Ophelia's Jump Productions
Director's Notes on "And Tell Sad Stories of the Deaths of Queens and other Tales"
"Deaths of Queens" as we call it, is an evening of theatre featuring 6 one acts that explore the eternal conflict between the creative/chaotic and the orderly/pragmatic. A common theme in Tennessee Williams' works, these short pieces are populated by characters who follow their dreams, passions, and internal voices to funny, absurd, poignant, and sometimes tragic extremes. Several of the pieces are self-referential as the artist, Tennessee Williams, wrote to expiate and understand the devils and muses in his own life.
Here's the line up for the evening:
"Mister Paradise" directed by Nicki Heskin-- a young girl discovers a discarded slim book of poetry and tracks down the forgotten poet who wrote it in order to re-introduce him and his work to the world. The poet explains that the current world is not interested in poetry and asks her to wait until he is dead to re-introduce his poems to the world. She finally agrees and they part.
"In Our Profession" (comedy) directed by Nicki Heskin-- a young actress tired of theatre life goes about serially pursuing marriage proposals at whirlwind speed forcing the recipients of her laser-like attentions to call in reinforcements to rebuff her advances.
"Pretty Trap" (dramatic comedy) directed by Dexter Rogers-- This one act is the pre-cursor to "The Glass Menagerie". The world is divided into Dreamers and Workhorses and to Amanda's chagrin, her children are both Dreamers. Funny, vivacious and overbearing, Amanda is determined to see her children are taken care of and goes to ridiculous lengths to manufacture opportunities for them. Interestingly, this precursor piece ends on a hopeful note.
"And Tell Sad Stories of the Deaths of Queens" (drama) directed by Beatrice Casagran-- Candy, an aging queen seeks to find love and companionship in a sad attempt to buy the love of a rough, abusive, and homophobic longshoreman. Her fantastical efforts to find love and companionship ignore all the obvious obstacles. Candy's fierce devotion to her fantasies make her at once pathetic and admirable.

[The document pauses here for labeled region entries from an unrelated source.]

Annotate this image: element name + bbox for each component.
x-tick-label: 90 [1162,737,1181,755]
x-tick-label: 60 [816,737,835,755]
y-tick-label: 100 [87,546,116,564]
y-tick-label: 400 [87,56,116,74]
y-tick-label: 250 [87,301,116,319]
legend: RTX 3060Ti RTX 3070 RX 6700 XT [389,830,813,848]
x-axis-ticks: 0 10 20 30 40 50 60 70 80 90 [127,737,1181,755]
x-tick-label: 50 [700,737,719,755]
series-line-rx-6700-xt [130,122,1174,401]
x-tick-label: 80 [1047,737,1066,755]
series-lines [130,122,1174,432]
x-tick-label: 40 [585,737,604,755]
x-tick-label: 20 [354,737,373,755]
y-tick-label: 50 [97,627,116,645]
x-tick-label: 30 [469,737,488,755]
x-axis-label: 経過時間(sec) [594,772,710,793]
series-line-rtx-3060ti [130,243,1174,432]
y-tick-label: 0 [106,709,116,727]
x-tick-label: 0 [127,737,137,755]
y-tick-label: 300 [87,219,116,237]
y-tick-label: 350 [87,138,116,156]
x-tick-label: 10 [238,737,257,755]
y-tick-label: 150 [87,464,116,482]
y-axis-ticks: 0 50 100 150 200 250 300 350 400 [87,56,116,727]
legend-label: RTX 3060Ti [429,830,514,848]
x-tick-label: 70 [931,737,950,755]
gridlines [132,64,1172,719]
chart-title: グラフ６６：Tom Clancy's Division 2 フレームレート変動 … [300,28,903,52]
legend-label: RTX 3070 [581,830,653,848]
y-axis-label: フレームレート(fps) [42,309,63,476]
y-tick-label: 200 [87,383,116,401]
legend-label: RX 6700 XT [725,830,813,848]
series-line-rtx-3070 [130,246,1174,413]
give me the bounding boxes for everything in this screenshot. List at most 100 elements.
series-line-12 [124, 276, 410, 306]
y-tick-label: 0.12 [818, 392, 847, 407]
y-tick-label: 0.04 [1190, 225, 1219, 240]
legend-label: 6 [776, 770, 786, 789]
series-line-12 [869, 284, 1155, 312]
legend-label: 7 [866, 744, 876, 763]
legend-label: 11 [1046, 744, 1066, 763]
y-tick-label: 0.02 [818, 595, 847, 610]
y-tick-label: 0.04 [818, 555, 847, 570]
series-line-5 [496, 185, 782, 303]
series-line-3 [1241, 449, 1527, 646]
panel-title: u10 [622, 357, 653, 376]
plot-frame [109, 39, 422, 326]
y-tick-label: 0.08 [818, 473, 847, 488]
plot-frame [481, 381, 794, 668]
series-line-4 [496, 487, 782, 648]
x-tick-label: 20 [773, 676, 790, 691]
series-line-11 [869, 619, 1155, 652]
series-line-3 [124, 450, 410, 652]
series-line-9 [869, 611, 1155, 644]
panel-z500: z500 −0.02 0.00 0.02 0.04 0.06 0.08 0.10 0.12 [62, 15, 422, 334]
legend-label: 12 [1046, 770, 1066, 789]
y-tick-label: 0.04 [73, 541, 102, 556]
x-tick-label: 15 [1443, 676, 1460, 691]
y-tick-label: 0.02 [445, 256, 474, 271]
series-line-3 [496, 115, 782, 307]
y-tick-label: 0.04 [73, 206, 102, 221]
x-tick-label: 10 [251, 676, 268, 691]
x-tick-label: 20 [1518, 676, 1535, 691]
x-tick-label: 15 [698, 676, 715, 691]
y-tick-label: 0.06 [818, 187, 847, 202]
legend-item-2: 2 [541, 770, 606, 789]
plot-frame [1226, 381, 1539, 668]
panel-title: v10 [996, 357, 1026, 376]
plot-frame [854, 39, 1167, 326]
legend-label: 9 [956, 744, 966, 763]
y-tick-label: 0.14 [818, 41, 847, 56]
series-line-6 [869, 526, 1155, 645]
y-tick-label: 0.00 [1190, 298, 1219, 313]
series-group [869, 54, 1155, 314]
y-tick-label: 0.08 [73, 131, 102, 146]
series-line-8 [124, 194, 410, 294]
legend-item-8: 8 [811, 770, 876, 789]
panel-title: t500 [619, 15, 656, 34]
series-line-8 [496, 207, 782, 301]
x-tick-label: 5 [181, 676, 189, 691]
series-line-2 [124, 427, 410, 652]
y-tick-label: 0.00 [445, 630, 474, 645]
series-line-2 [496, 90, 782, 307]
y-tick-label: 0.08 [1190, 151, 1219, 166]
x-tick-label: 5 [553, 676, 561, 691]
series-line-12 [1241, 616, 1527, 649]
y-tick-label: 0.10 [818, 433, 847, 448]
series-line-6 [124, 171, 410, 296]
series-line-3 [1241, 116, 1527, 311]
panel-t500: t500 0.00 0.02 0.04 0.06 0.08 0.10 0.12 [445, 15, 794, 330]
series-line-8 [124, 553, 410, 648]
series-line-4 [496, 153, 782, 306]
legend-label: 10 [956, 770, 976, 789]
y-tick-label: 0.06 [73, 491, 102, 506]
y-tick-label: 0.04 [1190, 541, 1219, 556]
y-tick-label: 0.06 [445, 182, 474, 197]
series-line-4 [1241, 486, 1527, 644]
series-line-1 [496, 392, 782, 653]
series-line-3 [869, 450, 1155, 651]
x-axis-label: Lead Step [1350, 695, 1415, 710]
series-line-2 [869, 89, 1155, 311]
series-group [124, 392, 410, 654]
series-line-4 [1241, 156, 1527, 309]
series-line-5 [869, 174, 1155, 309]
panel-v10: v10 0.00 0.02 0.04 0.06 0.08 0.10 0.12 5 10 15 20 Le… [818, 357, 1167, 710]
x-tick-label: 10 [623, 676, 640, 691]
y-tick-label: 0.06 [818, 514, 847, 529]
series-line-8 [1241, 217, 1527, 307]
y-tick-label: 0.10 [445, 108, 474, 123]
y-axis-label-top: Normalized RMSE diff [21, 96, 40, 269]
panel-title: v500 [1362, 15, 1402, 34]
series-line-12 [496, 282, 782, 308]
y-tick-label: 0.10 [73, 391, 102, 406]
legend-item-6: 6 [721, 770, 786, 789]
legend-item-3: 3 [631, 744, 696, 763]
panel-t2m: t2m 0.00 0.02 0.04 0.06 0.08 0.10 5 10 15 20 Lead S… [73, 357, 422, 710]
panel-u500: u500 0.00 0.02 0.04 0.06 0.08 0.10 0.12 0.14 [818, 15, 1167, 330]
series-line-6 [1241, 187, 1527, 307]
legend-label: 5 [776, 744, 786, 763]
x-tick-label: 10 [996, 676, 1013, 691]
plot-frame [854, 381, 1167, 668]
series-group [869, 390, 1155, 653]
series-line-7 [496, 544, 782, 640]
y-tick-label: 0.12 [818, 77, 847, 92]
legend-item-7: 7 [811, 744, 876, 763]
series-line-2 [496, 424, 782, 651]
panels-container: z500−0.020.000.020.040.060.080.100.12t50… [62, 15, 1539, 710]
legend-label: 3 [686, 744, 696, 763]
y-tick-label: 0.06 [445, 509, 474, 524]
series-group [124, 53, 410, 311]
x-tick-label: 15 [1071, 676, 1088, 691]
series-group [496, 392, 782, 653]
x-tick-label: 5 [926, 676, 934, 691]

"Interior Panic" (drama) directed by Dexter Rogers-- This early version of "A Street Car Named Desire", focuses on Blanche's unrelenting internal voices that lead her to act out in disastrous ways and to alienate all those around her. The mental illness plaguing the aging Southern Belle, is reminiscent of that experienced by Tennessee's sister Rose who was lobotomized for angry outbursts and sexual acting out. Iterations of Rose showed up in Williams's work throughout his life. In Interior Panic, the character who would be become the iconic Stanley Kowolsky lacks the brooding, threatening qualities that would define him in "Streetcar". Blanche's sister is named Grace not Stella. Williams's use of the device of internal voices that only Blanche and the audience can hear, focuses the story on her and her warped reality, making the other characters in this piece mere satellites circling around Blanche who is spinning out of control.
"I Never Get Dressed Until Dark on Sundays" (dramatic comedy) directed by Beatrice Casagran-- This meta-theatrical piece is the seed which later grew into the full length "Vieux Carre". It is a wonderful blend of comedy, tragedy, and metacognitive exercise. In this play within a play, the drunken Playwright grapples with a commercially driven and apathetic Director, an ego-soaked Stage Manager looking to revive an imagined career, and the insecurities of a cast who is worried about not offending the audience. The action shifts between the play being rehearsed and the overarching work in which the Playwright leads the actors and the audience on a journey through the creative process. Through this partially autobiographical piece, Williams opens up the creative mind with all its foibles and idiosyncracies for the audience's inspection.